Effect of additional additives on ethylene production
In addition to supplementing arginine and AKG, which was essential substrates for ethylene production, we also measured the effects of glutamate, glutamine, and proline on ethylene production. As glutamate and glutamine can be convented to AKG via oxidative deamination during the metabolism of amino acids. We deduced that the addition of glutamate and glutamine to the culture medium may increase ethylene production by increasing intracellular AKG levels.
The strain ZM1360-efe which showed the comparable ethylene production among the knockout strains was used to measure the effect of substrate availability on ethylene production. Ethylene production with 5 mM proline, 5 mM arginine and 5 mM glutamic acid was 6.58 nmol /OD600/mL, 10.15 nmol /OD600/mL and 8.94 nmol /OD600/mL. The greatest improvement in production was observed via the addition of AKG and glutamine to the growth media, with 5 mM AKG and 5 mM glutamine compared to cultures grown in standard RM media (2 % glucose): 12.8 nmol/ /OD600/mL and 11.6 nmol /OD600/mL (Fig. 7), respectively.

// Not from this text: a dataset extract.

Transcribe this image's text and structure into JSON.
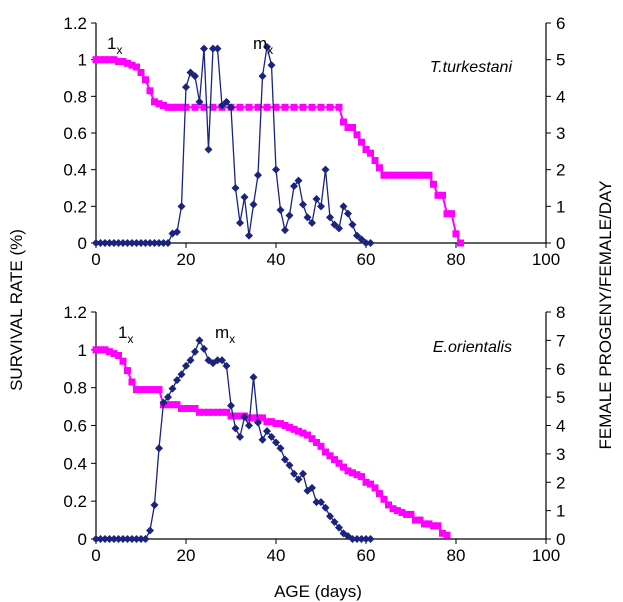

Ethylene production from straw enzymatic hydrolysate
In our laboratory, there is currently a strain of ZM532, which can withstand 5.0 g/L furanaldehyde and 3.0 g/L acetic acid (Unpublished data, ZM532 has been deposited at Guangdong Microbial Culture Center under the Accession Number GDMCC60527). Therefore, in order to produce ethylene form cellulosic hydrolysate, we introduced pEZ15Asp-efe plasmid in stress tolerant strain ZM532, and successfully obtained engineered strain ZM532-efe.
Cellulsoic hydrolysate obtained from pretreated straw contained 22.6 g/L glucose and 25.3 g/L xylose in this study. But its nitrogen content was only 0.9 g/L. Nutrient has great impact on sugar utilization as the ability of strains to achieve a high level of metabolite. So, we prepared RM medium with straw enzymatic hydrolysate as the sole carbon source, and tested the ethylene yield of strain ZM532-efe. Finally, we reached the ethylene production of 5.8 nmol/OD600/ml.